Noch eine kleine Chance
Dreimal hat er in seiner Laufbahn bereits den Ball vom Abschlag direkt versenkt. Toll sei das, sagt der 28-Jährige, „aber letztlich zählt nicht dieses eine Loch, wichtig ist immer die ganze Saison“. Arkenau bleibt also fokussiert. Er vertraut darauf, dass ihm seine Sponsoren die Treue halten, damit er sich weiterhin voll auf seinen Sport konzentrieren kann. „Ich höre erst auf, wenn ich mein Spiel nicht mehr verbessern kann“, sagt der studierte Wirtschaftsingenieur. „Noch sehe ich Steigerungspotenzial, ich bin noch nicht am Ende der Entwicklung.“
Eine Entwicklung, die ihn zumindest noch mal auf die Challenge Tour hieven soll. Vielleicht gelingt ihm das sogar noch in diesem Jahr, denn eine Chance hat Hinrich Arkenau noch. Eine kleine zwar nur, aber immerhin. Im Rahmen der European Qualifying School sind nämlich noch Tour-Karten für die nächst höhere Ebene zu vergeben. Anfang November werden in Spanien an vier Orten parallel Turniere über je vier Runden ausgetragen. Die 20 besten der jeweils rund 100 Teilnehmer schaffen den Sprung ins Finale, das vom 10. bis zum 15. November sogar über sechs Runden geht.
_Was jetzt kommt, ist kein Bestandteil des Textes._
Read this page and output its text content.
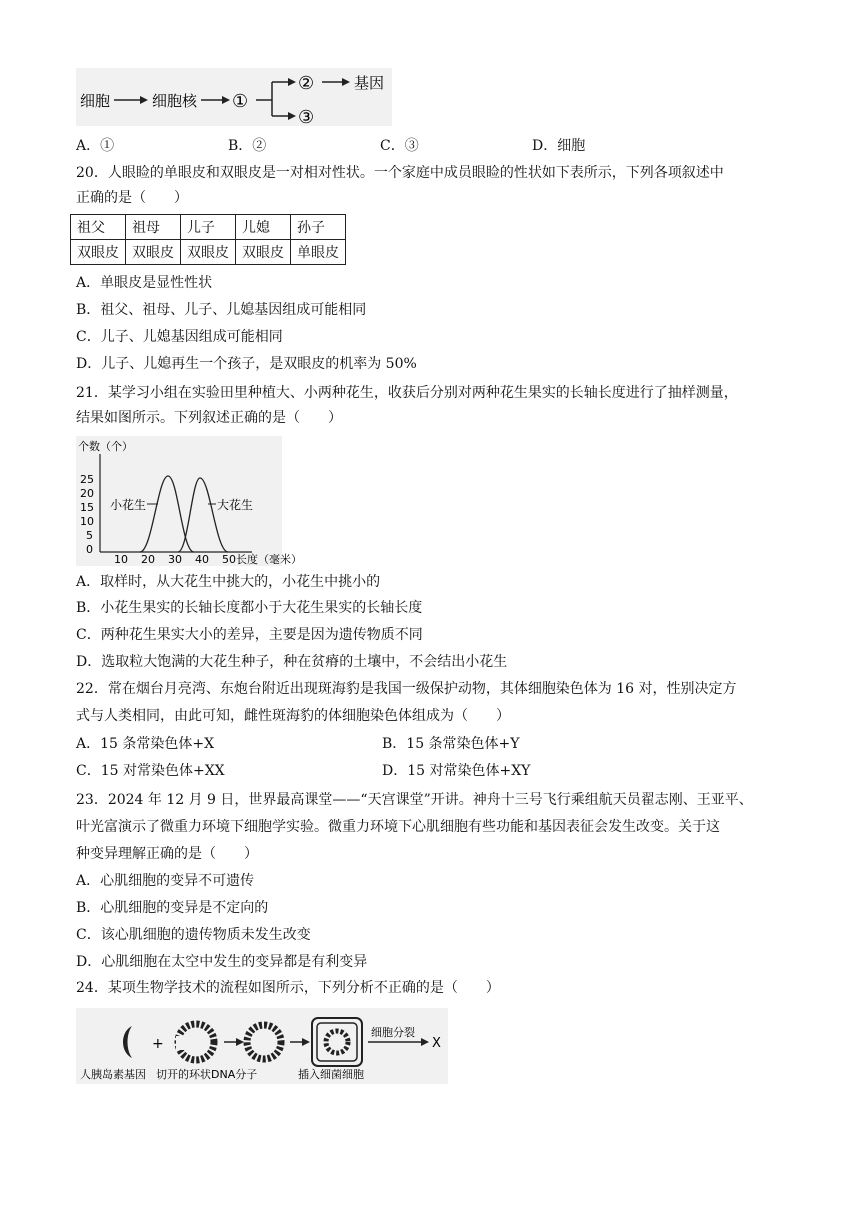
细胞	细胞核 ①
②
③
基因
A．①	B．②	C．③	D．细胞
20．人眼睑的单眼皮和双眼皮是一对相对性状。一个家庭中成员眼睑的性状如下表所示，下列各项叙述中
正确的是（　　）
祖父	祖母	儿子	儿媳	孙子
双眼皮	双眼皮	双眼皮	双眼皮	单眼皮
A．单眼皮是显性性状
B．祖父、祖母、儿子、儿媳基因组成可能相同
C．儿子、儿媳基因组成可能相同
D．儿子、儿媳再生一个孩子，是双眼皮的机率为 50%
21．某学习小组在实验田里种植大、小两种花生，收获后分别对两种花生果实的长轴长度进行了抽样测量，
结果如图所示。下列叙述正确的是（　　）
个数（个）
25
20
15
10
5
0
10 20 30 40 50 长度（毫米）
小花生	大花生
A．取样时，从大花生中挑大的，小花生中挑小的
B．小花生果实的长轴长度都小于大花生果实的长轴长度
C．两种花生果实大小的差异，主要是因为遗传物质不同
D．选取粒大饱满的大花生种子，种在贫瘠的土壤中，不会结出小花生
22．常在烟台月亮湾、东炮台附近出现斑海豹是我国一级保护动物，其体细胞染色体为 16 对，性别决定方
式与人类相同，由此可知，雌性斑海豹的体细胞染色体组成为（　　）
A．15 条常染色体+X	B．15 条常染色体+Y
C．15 对常染色体+XX	D．15 对常染色体+XY
23．2024 年 12 月 9 日，世界最高课堂——“天宫课堂”开讲。神舟十三号飞行乘组航天员翟志刚、王亚平、
叶光富演示了微重力环境下细胞学实验。微重力环境下心肌细胞有些功能和基因表征会发生改变。关于这
种变异理解正确的是（　　）
A．心肌细胞的变异不可遗传
B．心肌细胞的变异是不定向的
C．该心肌细胞的遗传物质未发生改变
D．心肌细胞在太空中发生的变异都是有利变异
24．某项生物学技术的流程如图所示，下列分析不正确的是（　　）
+
细胞分裂
X
人胰岛素基因 切开的环状DNA分子	插入细菌细胞
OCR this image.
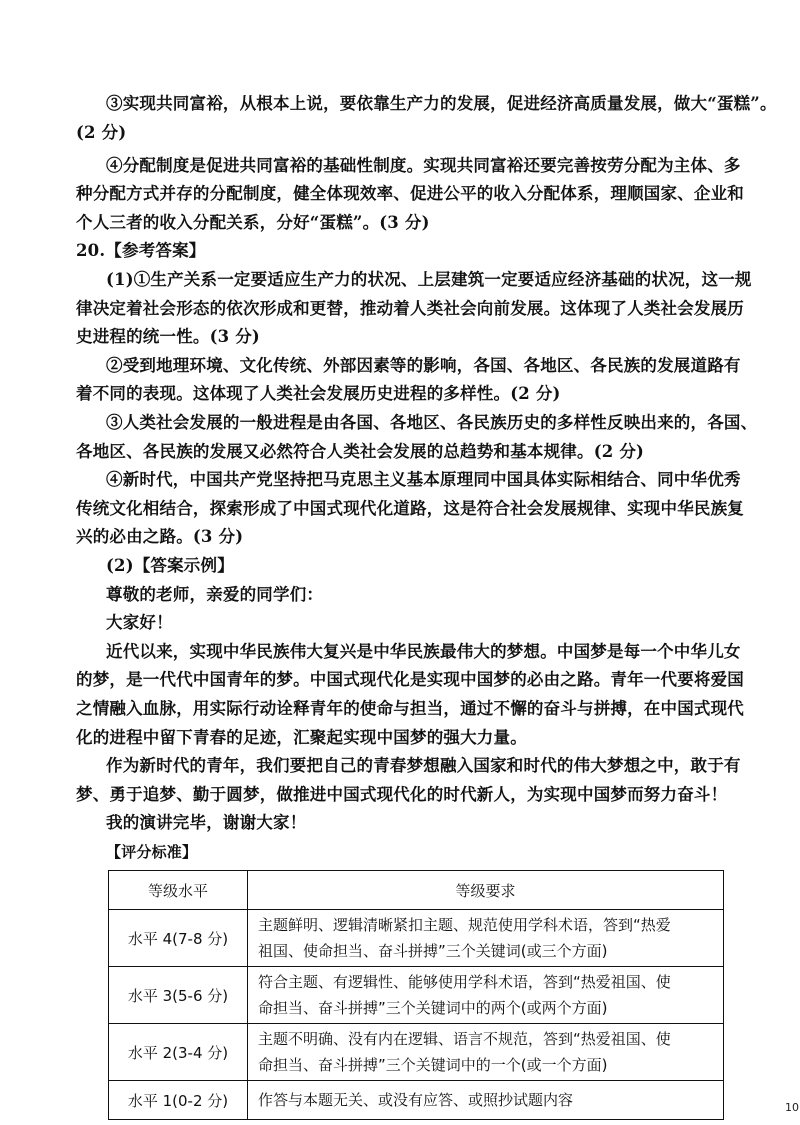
③实现共同富裕，从根本上说，要依靠生产力的发展，促进经济高质量发展，做大“蛋糕”。
(2 分)
④分配制度是促进共同富裕的基础性制度。实现共同富裕还要完善按劳分配为主体、多
种分配方式并存的分配制度，健全体现效率、促进公平的收入分配体系，理顺国家、企业和
个人三者的收入分配关系，分好“蛋糕”。(3 分)
20.【参考答案】
(1)①生产关系一定要适应生产力的状况、上层建筑一定要适应经济基础的状况，这一规
律决定着社会形态的依次形成和更替，推动着人类社会向前发展。这体现了人类社会发展历
史进程的统一性。(3 分)
②受到地理环境、文化传统、外部因素等的影响，各国、各地区、各民族的发展道路有
着不同的表现。这体现了人类社会发展历史进程的多样性。(2 分)
③人类社会发展的一般进程是由各国、各地区、各民族历史的多样性反映出来的，各国、
各地区、各民族的发展又必然符合人类社会发展的总趋势和基本规律。(2 分)
④新时代，中国共产党坚持把马克思主义基本原理同中国具体实际相结合、同中华优秀
传统文化相结合，探索形成了中国式现代化道路，这是符合社会发展规律、实现中华民族复
兴的必由之路。(3 分)
(2)【答案示例】
尊敬的老师，亲爱的同学们：
大家好！
近代以来，实现中华民族伟大复兴是中华民族最伟大的梦想。中国梦是每一个中华儿女
的梦，是一代代中国青年的梦。中国式现代化是实现中国梦的必由之路。青年一代要将爱国
之情融入血脉，用实际行动诠释青年的使命与担当，通过不懈的奋斗与拼搏，在中国式现代
化的进程中留下青春的足迹，汇聚起实现中国梦的强大力量。
作为新时代的青年，我们要把自己的青春梦想融入国家和时代的伟大梦想之中，敢于有
梦、勇于追梦、勤于圆梦，做推进中国式现代化的时代新人，为实现中国梦而努力奋斗！
我的演讲完毕，谢谢大家！
【评分标准】
等级水平	等级要求
水平 4(7-8 分)	主题鲜明、逻辑清晰紧扣主题、规范使用学科术语，答到“热爱
祖国、使命担当、奋斗拼搏”三个关键词(或三个方面)

水平 3(5-6 分)	符合主题、有逻辑性、能够使用学科术语，答到“热爱祖国、使
命担当、奋斗拼搏”三个关键词中的两个(或两个方面)

水平 2(3-4 分)	主题不明确、没有内在逻辑、语言不规范，答到“热爱祖国、使
命担当、奋斗拼搏”三个关键词中的一个(或一个方面)

水平 1(0-2 分)	作答与本题无关、或没有应答、或照抄试题内容	10
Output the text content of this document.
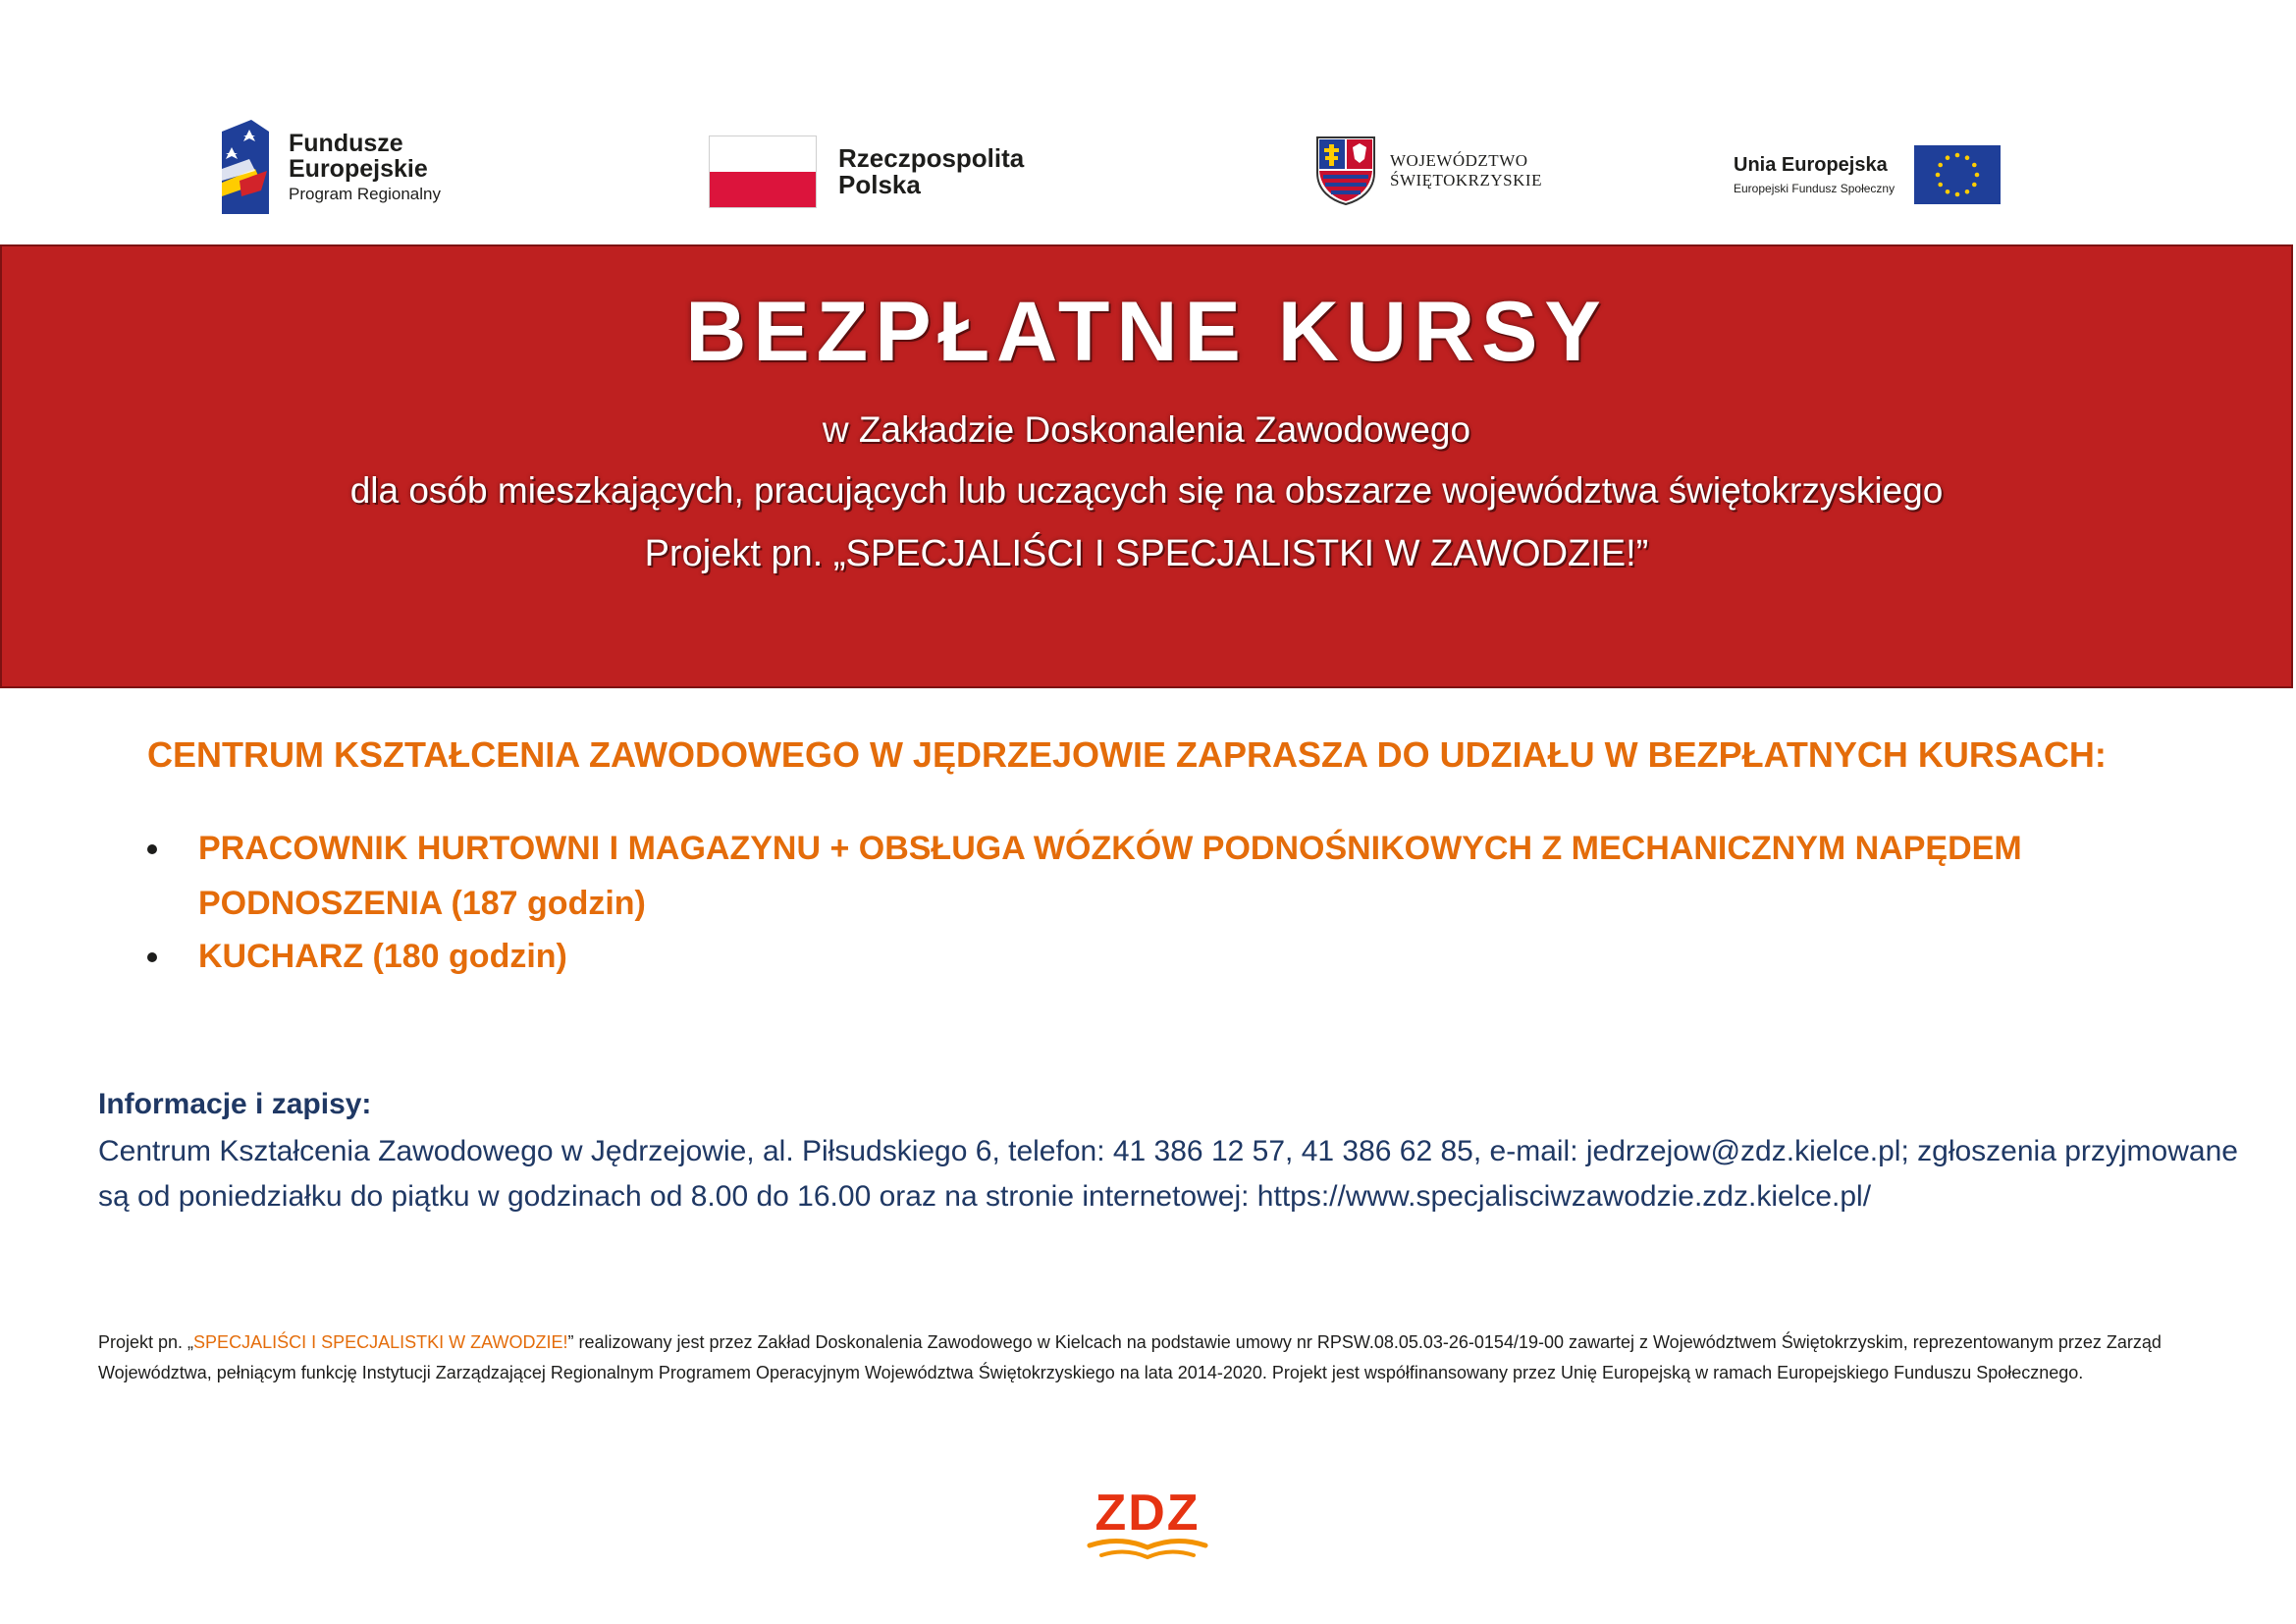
Fundusze
Europejskie
Program Regionalny
Rzeczpospolita
Polska
WOJEWÓDZTWO
ŚWIĘTOKRZYSKIE
Unia Europejska
Europejski Fundusz Społeczny
BEZPŁATNE KURSY
w Zakładzie Doskonalenia Zawodowego
dla osób mieszkających, pracujących lub uczących się na obszarze województwa świętokrzyskiego
Projekt pn. „SPECJALIŚCI I SPECJALISTKI W ZAWODZIE!”
CENTRUM KSZTAŁCENIA ZAWODOWEGO W JĘDRZEJOWIE ZAPRASZA DO UDZIAŁU W BEZPŁATNYCH KURSACH:
PRACOWNIK HURTOWNI I MAGAZYNU + OBSŁUGA WÓZKÓW PODNOŚNIKOWYCH Z MECHANICZNYM NAPĘDEM PODNOSZENIA (187 godzin)
KUCHARZ (180 godzin)
Informacje i zapisy:
Centrum Kształcenia Zawodowego w Jędrzejowie, al. Piłsudskiego 6, telefon: 41 386 12 57, 41 386 62 85, e-mail: jedrzejow@zdz.kielce.pl; zgłoszenia przyjmowane są od poniedziałku do piątku w godzinach od 8.00 do 16.00 oraz na stronie internetowej: https://www.specjalisciwzawodzie.zdz.kielce.pl/
Projekt pn. „SPECJALIŚCI I SPECJALISTKI W ZAWODZIE!” realizowany jest przez Zakład Doskonalenia Zawodowego w Kielcach na podstawie umowy nr RPSW.08.05.03-26-0154/19-00 zawartej z Województwem Świętokrzyskim, reprezentowanym przez Zarząd Województwa, pełniącym funkcję Instytucji Zarządzającej Regionalnym Programem Operacyjnym Województwa Świętokrzyskiego na lata 2014-2020. Projekt jest współfinansowany przez Unię Europejską w ramach Europejskiego Funduszu Społecznego.
ZDZ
Und wer dort den Cut nach vier Durchgängen übersteht, der startet 2019 sicher auf der Challenge Tour. „Ich habe es selbst noch mal in der Hand“, sagt Arkenau. „Es geht weiter.“
Das Toursystem im Profigolfen
Der Profibereich im Golfsport gliedert sich in drei Leistungsebenen, gut zu vergleichen mit dem Ligabetrieb im Profifußball. Einsteiger beginnen auf der sogenannten Satellite Tour, das ist das dritthöchste Level und beinhaltet vier Untergruppierungen, zu der auch die Pro-Golf-Tour gehört und etwa 20 Turniere im Jahr beinhaltet. Gespielt wird in Europa, aber auch in Nordafrika.
Die ersten fünf der Jahreswertung qualifizieren sich für die Challenge Tour, die die zweithöchste Ebene im Golf darstellt. Die 15 Jahresbesten der Challenge Tour wiederum erhalten für das folgende Jahr die Startberechtigung für die PGA European Tour, weitere 35 Aktive bekommen eine eingeschränkte Teilnahmeberechtigung. Gewinnt ein Spieler in einer Saison drei Satellite- oder Challenge-Turniere, darf er sofort in der nächst höheren Tour einsteigen. Anders als bei der großen Tour gehen die Satellite-Turniere der Pro-Tour jeweils über drei statt vier Tage. Nach zwei Spieltagen erfolgt der Cut, die besten 40 Akteure spielen dann am Finaltag den jeweiligen Sieger aus.